Google is in talks with Samsung to take on a manufacturing role in its next-generation AI chip, according to reporting by Qianer Liu at The Information. The chip in question is codenamed "Icefish" — Google's 10th-generation Tensor Processing Unit, the custom silicon the company uses to power its AI workloads.
According to The Information, Samsung would manufacture the memory input-output die, a component that handles how the chip communicates with memory. The computing engine — the core of the chip — would continue to be built by TSMC, the dominant Taiwanese chipmaker that currently handles production for most of the world's leading AI chips.

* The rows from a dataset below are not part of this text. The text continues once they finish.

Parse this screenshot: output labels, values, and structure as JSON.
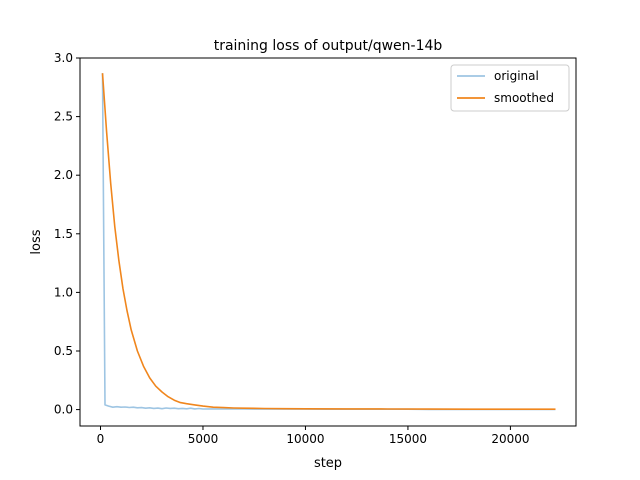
{
  "chart_data": {
    "type": "line",
    "title": "training loss of output/qwen-14b",
    "xlabel": "step",
    "ylabel": "loss",
    "xlim": [
      -1000,
      23200
    ],
    "ylim": [
      -0.14,
      3.0
    ],
    "xticks": [
      0,
      5000,
      10000,
      15000,
      20000
    ],
    "xtick_labels": [
      "0",
      "5000",
      "10000",
      "15000",
      "20000"
    ],
    "yticks": [
      0.0,
      0.5,
      1.0,
      1.5,
      2.0,
      2.5,
      3.0
    ],
    "ytick_labels": [
      "0.0",
      "0.5",
      "1.0",
      "1.5",
      "2.0",
      "2.5",
      "3.0"
    ],
    "grid": false,
    "legend": "top-right",
    "series": [
      {
        "name": "original",
        "color": "#9ec5e3",
        "x": [
          100,
          220,
          400,
          600,
          800,
          1000,
          1200,
          1400,
          1600,
          1800,
          2000,
          2200,
          2400,
          2600,
          2800,
          3000,
          3200,
          3400,
          3600,
          3800,
          4000,
          4200,
          4400,
          4600,
          4800,
          5000,
          5500,
          6000,
          7000,
          8000,
          9000,
          10000,
          11000,
          12000,
          13000,
          14000,
          15000,
          16000,
          17000,
          18000,
          19000,
          20000,
          21000,
          22200
        ],
        "y": [
          2.87,
          0.04,
          0.03,
          0.02,
          0.025,
          0.02,
          0.022,
          0.018,
          0.02,
          0.015,
          0.017,
          0.012,
          0.015,
          0.01,
          0.013,
          0.008,
          0.014,
          0.01,
          0.012,
          0.008,
          0.01,
          0.007,
          0.012,
          0.006,
          0.009,
          0.005,
          0.006,
          0.005,
          0.005,
          0.004,
          0.004,
          0.004,
          0.003,
          0.003,
          0.003,
          0.003,
          0.003,
          0.002,
          0.002,
          0.002,
          0.002,
          0.002,
          0.002,
          0.002
        ]
      },
      {
        "name": "smoothed",
        "color": "#f0861d",
        "x": [
          100,
          300,
          500,
          700,
          900,
          1100,
          1300,
          1500,
          1800,
          2100,
          2400,
          2700,
          3000,
          3300,
          3600,
          3900,
          4200,
          4600,
          5000,
          5500,
          6000,
          6500,
          7000,
          8000,
          9000,
          10000,
          12000,
          14000,
          16000,
          18000,
          20000,
          22200
        ],
        "y": [
          2.87,
          2.37,
          1.93,
          1.56,
          1.27,
          1.03,
          0.84,
          0.68,
          0.5,
          0.37,
          0.27,
          0.2,
          0.15,
          0.11,
          0.08,
          0.06,
          0.05,
          0.04,
          0.03,
          0.02,
          0.017,
          0.014,
          0.012,
          0.009,
          0.008,
          0.007,
          0.006,
          0.005,
          0.004,
          0.003,
          0.003,
          0.003
        ]
      }
    ]
  }
}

The reported rationale is capacity. TSMC's manufacturing lines are under intense pressure as demand for AI chips from companies like Nvidia, Apple, and AMD all compete for the same advanced production slots. By splitting Icefish's production between the two foundries, Google could secure supply while reducing its dependence on any single manufacturer.
The talks are still ongoing, according to The Information, and no deal has been confirmed. Samsung has long trailed TSMC in cutting-edge chip manufacturing but has been investing heavily to close the gap and win back major customers.
If the arrangement goes ahead, it would mark a meaningful shift in how Google manages its AI hardware supply chain — and signal that the scramble for chip-making capacity is pushing even the biggest tech companies to spread their bets across multiple manufacturers.